Lors d'un nouveau rassemblement populaire et massif sur la Place de la République dimanche 12 mai, les partisans du mouvement de l'Archimandrite Bagrat Galstanyan ont contesté la légalité du processus en cours avec l'Azerbaïdjan et de nouveau appelé à des actes désobéissance civile qui se sont poursuivis toute la matinée ce lundi.
Par Olivier Merlet
Après une journée de "relâche" samedi, la foule s'est de nouveau rassemblée en masse dimanche soir, Place de la République pour écouter le révérend Bagrat Galstanyan et les personnalités qui l'ont rejoint l'informer de l'avancée de son mouvement. Annonçant ainsi le ralliement possible d'Ishkhan Zakaryan, député indépendant (ex- "J'ai l'honneur"), à la procédure de destitution contre Nikol Pashinyan qu'il entend soumettre au parlement, l'Archimandrite a estimé que « les partis d'opposition [avaient] franchi la première étape ».
36 voix sont en effet nécessaires pour que l'Assemblée nationale enclenche un tel processus, les deux partis d'opposition en réunissent 35. Bagrat Galstanyan a cependant reconnu qu'il resterait encore à convaincre 18 autres députés pour son adoption, le cas échéant, ainsi qu'à choisir un candidat de remplacement au poste de Premier ministre, deuxième condition imposée par la constitution. « Je tiens à dire très franchement que je suis prêt à assumer n'importe quelle responsabilité, avec la bénédiction du patriarche arménien, la volonté de Dieu et le désir du peuple », a déclaré l'homme d'église, « il y a cependant des questions qui doivent être discutées dans le domaine juridique, qui seront clarifiées et vous seront présentées d'ici deux jours ».
Sur le podium, quelques minutes auparavant, Vahagn Melikyan, ancien secrétaire général des Affaires étrangères du premier gouvernement Pashinyan était venu présenter un document élaboré, à la demande de l'évêque du Tavush, par le tout récent "Conseil pan-arménien des diplomates". Celui-ci est censé définir les cadres d'un nouveau concept de négociations avec l'Azerbaïdjan. Il stipulerait en particulier la nécessité préalable de ratification par les parlements des deux pays de tout accord interétatique quant à la délimitation et à la démarcation des frontières, excluant de même tout retrait ou changement de position des forces armées jusqu'à l'achèvement complet de son processus.

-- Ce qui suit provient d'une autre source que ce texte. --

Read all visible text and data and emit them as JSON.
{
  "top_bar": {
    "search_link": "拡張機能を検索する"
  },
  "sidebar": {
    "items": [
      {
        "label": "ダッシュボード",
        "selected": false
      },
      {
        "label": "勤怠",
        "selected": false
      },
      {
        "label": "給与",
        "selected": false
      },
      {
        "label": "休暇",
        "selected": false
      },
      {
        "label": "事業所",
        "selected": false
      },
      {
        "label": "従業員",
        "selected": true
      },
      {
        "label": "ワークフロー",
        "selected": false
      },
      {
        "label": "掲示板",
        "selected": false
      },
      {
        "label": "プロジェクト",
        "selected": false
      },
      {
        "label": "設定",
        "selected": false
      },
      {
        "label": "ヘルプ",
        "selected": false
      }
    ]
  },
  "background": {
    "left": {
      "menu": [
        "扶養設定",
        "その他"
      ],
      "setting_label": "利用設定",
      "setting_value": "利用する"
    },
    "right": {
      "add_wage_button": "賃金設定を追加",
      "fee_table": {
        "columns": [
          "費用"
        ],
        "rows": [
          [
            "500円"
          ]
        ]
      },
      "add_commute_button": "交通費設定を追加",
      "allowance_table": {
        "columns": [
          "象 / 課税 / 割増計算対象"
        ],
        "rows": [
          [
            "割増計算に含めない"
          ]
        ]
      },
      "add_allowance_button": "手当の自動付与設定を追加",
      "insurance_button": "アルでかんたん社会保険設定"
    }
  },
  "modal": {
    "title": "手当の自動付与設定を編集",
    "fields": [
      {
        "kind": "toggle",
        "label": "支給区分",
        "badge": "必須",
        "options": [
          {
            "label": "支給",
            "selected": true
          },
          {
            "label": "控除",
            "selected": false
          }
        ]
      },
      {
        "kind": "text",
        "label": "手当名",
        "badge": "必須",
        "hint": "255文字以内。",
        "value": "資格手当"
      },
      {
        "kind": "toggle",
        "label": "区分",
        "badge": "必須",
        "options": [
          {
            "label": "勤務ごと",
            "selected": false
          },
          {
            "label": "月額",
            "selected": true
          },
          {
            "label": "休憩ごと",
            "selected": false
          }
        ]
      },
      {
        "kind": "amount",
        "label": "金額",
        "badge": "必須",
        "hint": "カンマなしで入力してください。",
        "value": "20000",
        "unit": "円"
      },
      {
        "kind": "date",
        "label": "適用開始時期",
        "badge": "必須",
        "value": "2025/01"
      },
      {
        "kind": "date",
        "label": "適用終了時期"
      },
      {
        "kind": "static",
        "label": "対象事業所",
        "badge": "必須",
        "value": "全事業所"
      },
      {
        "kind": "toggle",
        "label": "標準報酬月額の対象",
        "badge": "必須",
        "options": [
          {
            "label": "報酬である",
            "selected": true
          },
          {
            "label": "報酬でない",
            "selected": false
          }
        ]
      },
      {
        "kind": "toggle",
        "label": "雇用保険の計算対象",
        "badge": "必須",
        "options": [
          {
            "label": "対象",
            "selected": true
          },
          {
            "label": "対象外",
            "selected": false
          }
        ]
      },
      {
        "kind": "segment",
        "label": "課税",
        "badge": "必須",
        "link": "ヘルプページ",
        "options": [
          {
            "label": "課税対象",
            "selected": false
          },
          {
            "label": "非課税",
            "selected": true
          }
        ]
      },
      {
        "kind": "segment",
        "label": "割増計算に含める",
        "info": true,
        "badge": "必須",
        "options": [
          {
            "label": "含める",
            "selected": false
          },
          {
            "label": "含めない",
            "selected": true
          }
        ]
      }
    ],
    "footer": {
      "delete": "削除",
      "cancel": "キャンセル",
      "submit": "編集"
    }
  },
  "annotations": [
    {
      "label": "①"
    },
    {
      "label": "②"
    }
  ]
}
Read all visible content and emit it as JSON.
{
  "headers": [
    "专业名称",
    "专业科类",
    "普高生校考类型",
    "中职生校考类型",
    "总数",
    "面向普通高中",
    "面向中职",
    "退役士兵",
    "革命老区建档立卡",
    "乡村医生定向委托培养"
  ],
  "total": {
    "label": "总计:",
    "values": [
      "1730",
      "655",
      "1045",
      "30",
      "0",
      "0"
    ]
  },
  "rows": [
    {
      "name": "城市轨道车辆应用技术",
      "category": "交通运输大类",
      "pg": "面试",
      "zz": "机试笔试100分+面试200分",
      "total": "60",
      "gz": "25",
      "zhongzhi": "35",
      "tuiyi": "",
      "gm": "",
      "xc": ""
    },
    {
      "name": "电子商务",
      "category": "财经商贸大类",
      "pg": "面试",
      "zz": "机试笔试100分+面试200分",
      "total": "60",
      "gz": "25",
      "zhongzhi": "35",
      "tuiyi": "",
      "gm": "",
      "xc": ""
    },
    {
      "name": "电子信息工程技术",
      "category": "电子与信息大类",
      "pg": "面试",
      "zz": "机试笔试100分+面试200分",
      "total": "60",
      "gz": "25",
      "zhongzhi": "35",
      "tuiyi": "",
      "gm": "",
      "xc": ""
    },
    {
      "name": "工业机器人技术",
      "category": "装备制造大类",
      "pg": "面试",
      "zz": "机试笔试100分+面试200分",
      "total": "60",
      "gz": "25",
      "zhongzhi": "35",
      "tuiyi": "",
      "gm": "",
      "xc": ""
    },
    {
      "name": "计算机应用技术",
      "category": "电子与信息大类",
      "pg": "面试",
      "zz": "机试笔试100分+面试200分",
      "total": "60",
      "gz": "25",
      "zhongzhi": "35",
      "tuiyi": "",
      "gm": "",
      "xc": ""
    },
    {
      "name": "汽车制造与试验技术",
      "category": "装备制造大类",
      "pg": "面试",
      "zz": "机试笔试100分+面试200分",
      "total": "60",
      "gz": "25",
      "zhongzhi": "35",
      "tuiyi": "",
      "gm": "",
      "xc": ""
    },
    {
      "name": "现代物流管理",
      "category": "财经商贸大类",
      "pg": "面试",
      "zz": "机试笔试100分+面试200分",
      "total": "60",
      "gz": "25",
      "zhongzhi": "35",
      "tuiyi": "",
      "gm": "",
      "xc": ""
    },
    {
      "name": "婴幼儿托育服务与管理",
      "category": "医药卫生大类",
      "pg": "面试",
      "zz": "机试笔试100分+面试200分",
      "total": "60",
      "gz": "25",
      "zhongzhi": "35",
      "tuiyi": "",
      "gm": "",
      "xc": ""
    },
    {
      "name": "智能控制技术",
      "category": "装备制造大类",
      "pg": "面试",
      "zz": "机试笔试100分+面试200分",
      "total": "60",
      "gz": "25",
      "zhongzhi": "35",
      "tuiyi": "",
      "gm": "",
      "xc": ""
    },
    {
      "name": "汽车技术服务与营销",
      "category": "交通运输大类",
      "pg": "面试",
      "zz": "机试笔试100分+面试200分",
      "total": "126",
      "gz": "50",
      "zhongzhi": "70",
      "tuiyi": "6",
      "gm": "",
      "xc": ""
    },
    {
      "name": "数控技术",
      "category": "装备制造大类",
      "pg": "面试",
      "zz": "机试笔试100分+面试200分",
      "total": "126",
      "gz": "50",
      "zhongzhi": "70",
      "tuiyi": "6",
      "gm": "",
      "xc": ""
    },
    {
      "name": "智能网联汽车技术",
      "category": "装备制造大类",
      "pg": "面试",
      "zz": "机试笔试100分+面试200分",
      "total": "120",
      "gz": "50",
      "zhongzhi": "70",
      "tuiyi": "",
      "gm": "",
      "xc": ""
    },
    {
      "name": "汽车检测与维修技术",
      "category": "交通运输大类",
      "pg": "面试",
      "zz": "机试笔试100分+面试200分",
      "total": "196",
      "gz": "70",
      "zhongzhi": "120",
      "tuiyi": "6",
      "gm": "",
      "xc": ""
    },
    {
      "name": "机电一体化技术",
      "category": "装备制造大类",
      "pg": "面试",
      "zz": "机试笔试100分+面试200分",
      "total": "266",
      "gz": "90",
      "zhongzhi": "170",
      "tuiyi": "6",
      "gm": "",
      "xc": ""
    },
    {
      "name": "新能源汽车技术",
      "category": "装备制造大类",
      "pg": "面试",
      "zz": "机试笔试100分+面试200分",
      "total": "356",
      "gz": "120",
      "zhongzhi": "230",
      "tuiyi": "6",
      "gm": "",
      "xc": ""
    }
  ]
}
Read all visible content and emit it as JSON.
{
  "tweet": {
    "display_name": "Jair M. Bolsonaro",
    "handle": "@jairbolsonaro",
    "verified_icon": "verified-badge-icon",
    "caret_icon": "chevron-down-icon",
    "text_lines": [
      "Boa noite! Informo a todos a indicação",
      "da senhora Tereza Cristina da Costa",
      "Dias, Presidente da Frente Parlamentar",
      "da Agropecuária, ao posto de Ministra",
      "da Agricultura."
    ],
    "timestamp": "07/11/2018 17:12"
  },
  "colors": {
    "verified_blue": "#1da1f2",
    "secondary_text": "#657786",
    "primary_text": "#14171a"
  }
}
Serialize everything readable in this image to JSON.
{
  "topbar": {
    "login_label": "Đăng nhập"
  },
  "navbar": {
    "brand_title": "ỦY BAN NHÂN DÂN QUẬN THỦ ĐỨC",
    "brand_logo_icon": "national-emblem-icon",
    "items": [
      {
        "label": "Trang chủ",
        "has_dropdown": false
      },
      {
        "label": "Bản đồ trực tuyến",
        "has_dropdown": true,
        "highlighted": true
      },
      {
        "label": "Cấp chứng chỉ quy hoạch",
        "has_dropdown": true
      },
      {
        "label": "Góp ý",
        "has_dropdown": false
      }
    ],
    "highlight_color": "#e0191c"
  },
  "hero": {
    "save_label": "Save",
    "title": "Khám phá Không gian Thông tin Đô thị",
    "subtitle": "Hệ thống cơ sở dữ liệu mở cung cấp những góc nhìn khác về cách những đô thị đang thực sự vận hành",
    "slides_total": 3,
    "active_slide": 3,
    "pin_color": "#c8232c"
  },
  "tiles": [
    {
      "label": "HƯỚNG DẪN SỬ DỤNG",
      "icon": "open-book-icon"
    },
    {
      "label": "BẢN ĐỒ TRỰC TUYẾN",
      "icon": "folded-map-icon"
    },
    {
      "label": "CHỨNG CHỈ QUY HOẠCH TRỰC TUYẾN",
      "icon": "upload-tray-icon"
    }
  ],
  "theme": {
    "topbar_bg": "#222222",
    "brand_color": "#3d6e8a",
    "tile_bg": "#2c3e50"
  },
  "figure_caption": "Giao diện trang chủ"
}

« En cours de processus, si une situation se fait telle que n'importe quel territoire de la République d'Arménie puisse passer à l'Azerbaïdjan, alors la question doit être soumise à un référendum. Par conséquent, il n’y a qu’une seule conclusion : le processus actuel est illégal et inconstitutionnel », a martelé l'ancien secrétaire général de Nikol Pashinyan, « il est fondée sur des actes internes valides et juridiquement contraignants de l'URSS. La déclaration d’Alma-Ata ne contient aucune description de frontière et par conséquent, ne peut en aucun cas constituer une telle base. La déclaration implique seulement l'exigence des uns et des autres de ne pas revendiquer d'ambitions territoriales ».
Ce lundi matin, Ararat Mirzoyan, le ministre des Affaires étrangères, - qui samedi encore, avec son homologue azerbaïdjanais, se félicitait de la prise en compte de la déclaration d'Alma comme base de leurs négociations - a dénoncé ces déclarations, qualifiant indirectement et sans les nommer certains de ses auteurs de déserteurs. « Ces diplomates expérimentés sont probablement des transfuges qui ont quitté leurs positions », a condamné le ministre, « ils ont fui leurs tranchées les jours mêmes où une agression militaire s'était produite sur le territoire souverain de la République d'Arménie ».
Avet Adonts et Artak Apitonyan, aujourd'hui membres du "Conseil pan-arménien des diplomates", vice-ministres des Affaires étrangères en juin 2021, démissionnaient de leurs fonctions au lendemain de la prise de contrôle de territoires arméniens par l'armée azerbaidjanaise dans le nord du Syunik. « Après avoir mentionné ce fait, je ne peux avoir aucun sérieux à l'égard de ces personnes et de leurs déclarations, et c'est l'évaluation la plus douce que je puisse me permettre d'exprimer », a ajouté Ararat Mirzoyan.
Ce 13 mai toujours, des actions sporadiques de désobéissance civile menés depuis le début de la matinée par de petits groupes de manifestants pourtant bien peu constitués ont conduit à 151 arrestations pour refus d'obtempérer. En début d'après-midi les autorités affirmaient avoir relâché toutes les personnes retenues.